JERUSALEM (Reuters) – Israel yesterday announced a partial freeze in high-level contacts with the Palestinians and also threatened economic steps after they signed international conventions, deepening a crisis menacing US-brokered peace talks.
Israeli government officials said Prime Minister Benjamin Netanyahu had ordered cabinet members, directors-general of government ministries and other senior officials not to meet their counterparts in the Palestinian Authority (PA). A spokesman for the PA, which exercises limited self-rule in the Israeli-occupied West Bank, said Israeli-Palestinian ministerial meetings were rare but voiced concern about the possibility of Israeli economic sanctions.

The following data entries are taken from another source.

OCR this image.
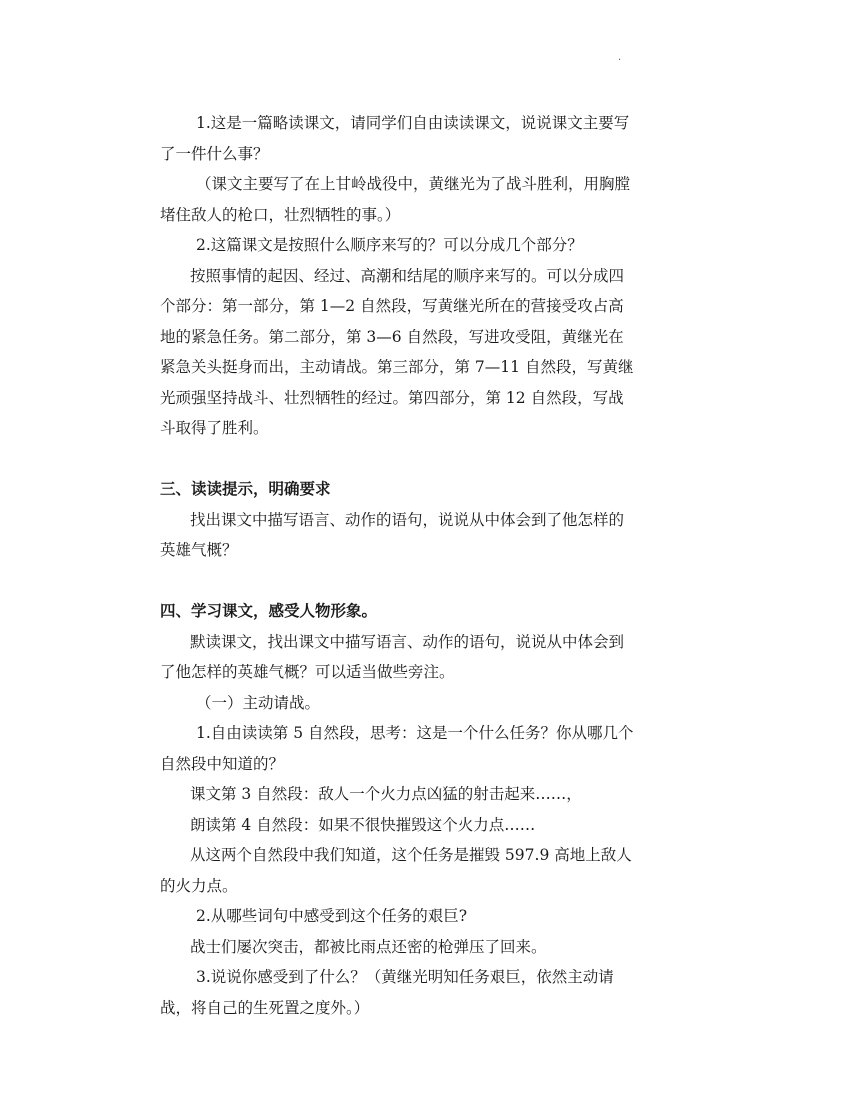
.
1.这是一篇略读课文，请同学们自由读读课文，说说课文主要写
了一件什么事？
（课文主要写了在上甘岭战役中，黄继光为了战斗胜利，用胸膛
堵住敌人的枪口，壮烈牺牲的事。）
2.这篇课文是按照什么顺序来写的？可以分成几个部分？
按照事情的起因、经过、高潮和结尾的顺序来写的。可以分成四
个部分：第一部分，第 1—2 自然段，写黄继光所在的营接受攻占高
地的紧急任务。第二部分，第 3—6 自然段，写进攻受阻，黄继光在
紧急关头挺身而出，主动请战。第三部分，第 7—11 自然段，写黄继
光顽强坚持战斗、壮烈牺牲的经过。第四部分，第 12 自然段，写战
斗取得了胜利。
三、读读提示，明确要求
找出课文中描写语言、动作的语句，说说从中体会到了他怎样的
英雄气概？
四、学习课文，感受人物形象。
默读课文，找出课文中描写语言、动作的语句，说说从中体会到
了他怎样的英雄气概？可以适当做些旁注。
（一）主动请战。
1.自由读读第 5 自然段，思考：这是一个什么任务？你从哪几个
自然段中知道的？
课文第 3 自然段：敌人一个火力点凶猛的射击起来……，
朗读第 4 自然段：如果不很快摧毁这个火力点……
从这两个自然段中我们知道，这个任务是摧毁 597.9 高地上敌人
的火力点。
2.从哪些词句中感受到这个任务的艰巨?
战士们屡次突击，都被比雨点还密的枪弹压了回来。
3.说说你感受到了什么？（黄继光明知任务艰巨，依然主动请
战，将自己的生死置之度外。）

The order does not apply to Justice Minister Tzipi Livni, Israel’s chief peace negotiator, or to defence and security officials, Israeli officials said. A US mediator has held a series of meetings over the past week to try to push the troubled talks past an original April 29 deadline for a deal. “This decision undermines all international efforts … to revive the negotiations, to proceed with a constructive solution to the challenges facing the peace process,” said Palestinian Authority spokesman Ehab Bseiso.

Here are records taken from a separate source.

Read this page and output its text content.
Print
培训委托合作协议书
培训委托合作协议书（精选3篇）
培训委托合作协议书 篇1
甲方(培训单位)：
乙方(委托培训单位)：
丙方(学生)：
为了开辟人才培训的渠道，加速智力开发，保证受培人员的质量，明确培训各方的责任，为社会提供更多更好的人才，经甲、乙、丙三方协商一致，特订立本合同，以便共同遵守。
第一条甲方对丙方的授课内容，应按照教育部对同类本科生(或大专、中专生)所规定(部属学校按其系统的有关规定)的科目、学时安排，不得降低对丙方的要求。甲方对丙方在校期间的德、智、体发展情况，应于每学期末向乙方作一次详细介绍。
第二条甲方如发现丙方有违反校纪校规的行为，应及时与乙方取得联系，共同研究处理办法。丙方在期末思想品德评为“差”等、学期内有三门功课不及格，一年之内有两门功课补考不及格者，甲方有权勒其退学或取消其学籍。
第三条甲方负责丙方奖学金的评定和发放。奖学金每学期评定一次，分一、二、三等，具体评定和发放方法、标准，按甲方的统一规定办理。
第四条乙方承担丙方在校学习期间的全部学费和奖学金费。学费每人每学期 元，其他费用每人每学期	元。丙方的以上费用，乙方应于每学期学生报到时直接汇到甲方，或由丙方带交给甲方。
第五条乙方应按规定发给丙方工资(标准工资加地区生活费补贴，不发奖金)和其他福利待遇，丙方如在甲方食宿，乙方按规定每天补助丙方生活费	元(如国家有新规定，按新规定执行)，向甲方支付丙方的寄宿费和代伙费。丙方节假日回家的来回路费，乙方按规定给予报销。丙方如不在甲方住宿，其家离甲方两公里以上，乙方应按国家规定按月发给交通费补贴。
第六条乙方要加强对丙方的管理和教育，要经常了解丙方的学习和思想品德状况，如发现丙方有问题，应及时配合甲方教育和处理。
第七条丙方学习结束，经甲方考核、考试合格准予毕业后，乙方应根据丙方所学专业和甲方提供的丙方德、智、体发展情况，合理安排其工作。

An Israeli official said Netanyahu had issued the order in response to “the Palestinians’ grave violation of their commitments in the framework of the peace talks” – a reference to the signing of 15 international agreements last week. The ban was imposed just hours after US Secretary of State John Kerry suggested that Israel’s announcement on April 1 of plans to build about 700 housing units in East Jerusalem, which Palestinians want for the capital of a future state, was the immediate cause of talks plunging into crisis. Washington described the Israeli decision as “unfortunate.” Kerry, meeting in Washington with Israeli Foreign Minister Avigdor Lieber-man, said: “We are working hard to try to find a way forward. And both parties indicate they would like to find a way to go forward in the talks.”